Rühren Sie mich nicht an. Von einem Sterbenden soll man die Hände lassen. Starrt auf die Frau. Komisch. Da weiß man, daß es kaum noch Minuten geht, bis der Tod einen holt, und dann sitzt man plötzlich einer nackten Frau gegenüber, sieht goldene Schenkel, einen goldenen Bauch und goldene Brüste –

NYFFENSCHWANDER

Meine Frau.

SCHWITTER

Eine schöne Frau. Herrgott, noch einmal so einen Leib zu umarmen. Erhebt sich wieder.

NYFFENSCHWANDER

Auguste, zieh dich an!

Sie verschwindet hinter der spanischen Wand rechts hinten.

SCHWITTER

Ich bin in der Euphorie, mein lieber – Wie heißen Sie eigentlich?

NYFFENSCHWANDER

Nyffenschwander. Hugo Nyffenschwander.

SCHWITTER

Nie gehört. Schaut sich aufs neue um. Unverändert. Vor vierzig Jahren wohnte ich hier und malte auch. Dann verheizte ich meine Bilder und begann zu schreiben. Setzt sich in den Lehnstuhl. Noch immer der gleiche unmögliche wacklige Lehnstuhl. Röchelt.

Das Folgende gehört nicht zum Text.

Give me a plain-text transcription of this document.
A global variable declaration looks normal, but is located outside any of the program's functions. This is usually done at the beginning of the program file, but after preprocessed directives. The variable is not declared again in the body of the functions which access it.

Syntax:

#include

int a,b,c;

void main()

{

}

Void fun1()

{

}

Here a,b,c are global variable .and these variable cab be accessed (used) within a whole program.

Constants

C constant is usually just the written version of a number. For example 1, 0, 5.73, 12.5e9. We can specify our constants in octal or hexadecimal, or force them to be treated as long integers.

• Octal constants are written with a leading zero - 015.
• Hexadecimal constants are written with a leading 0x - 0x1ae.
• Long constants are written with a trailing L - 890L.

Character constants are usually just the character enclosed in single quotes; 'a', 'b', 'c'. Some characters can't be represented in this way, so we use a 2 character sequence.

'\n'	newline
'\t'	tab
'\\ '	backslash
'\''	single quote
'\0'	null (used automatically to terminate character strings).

NYFFENSCHWANDER erschrocken

Herr Schwitter –

SCHWITTER

Es ist soweit.

NYFFENSCHWANDER

Auguste! Wasser!

Auguste im Morgenrock eilt hinter der spanischen Wand hervor zum Wasserhahn.

SCHWITTER

Sterben ist nichts Tragisches.

NYFFENSCHWANDER

Mach schnell!

SCHWITTER

Es ist gleich vorüber.

NYFFENSCHWANDER

Sie sollten in die Klinik zurück, Herr Schwitter.

SCHWITTER

Unsinn. Atmet tief. Ich möchte das Atelier mieten.

NYFFENSCHWANDER

Das Atelier?

SCHWITTER

Für zehn Minuten. Ich möchte hier sterben.

NYFFENSCHWANDER

Hier?

SCHWITTER

Teufel, deshalb bin ich schließlich aufgekreuzt.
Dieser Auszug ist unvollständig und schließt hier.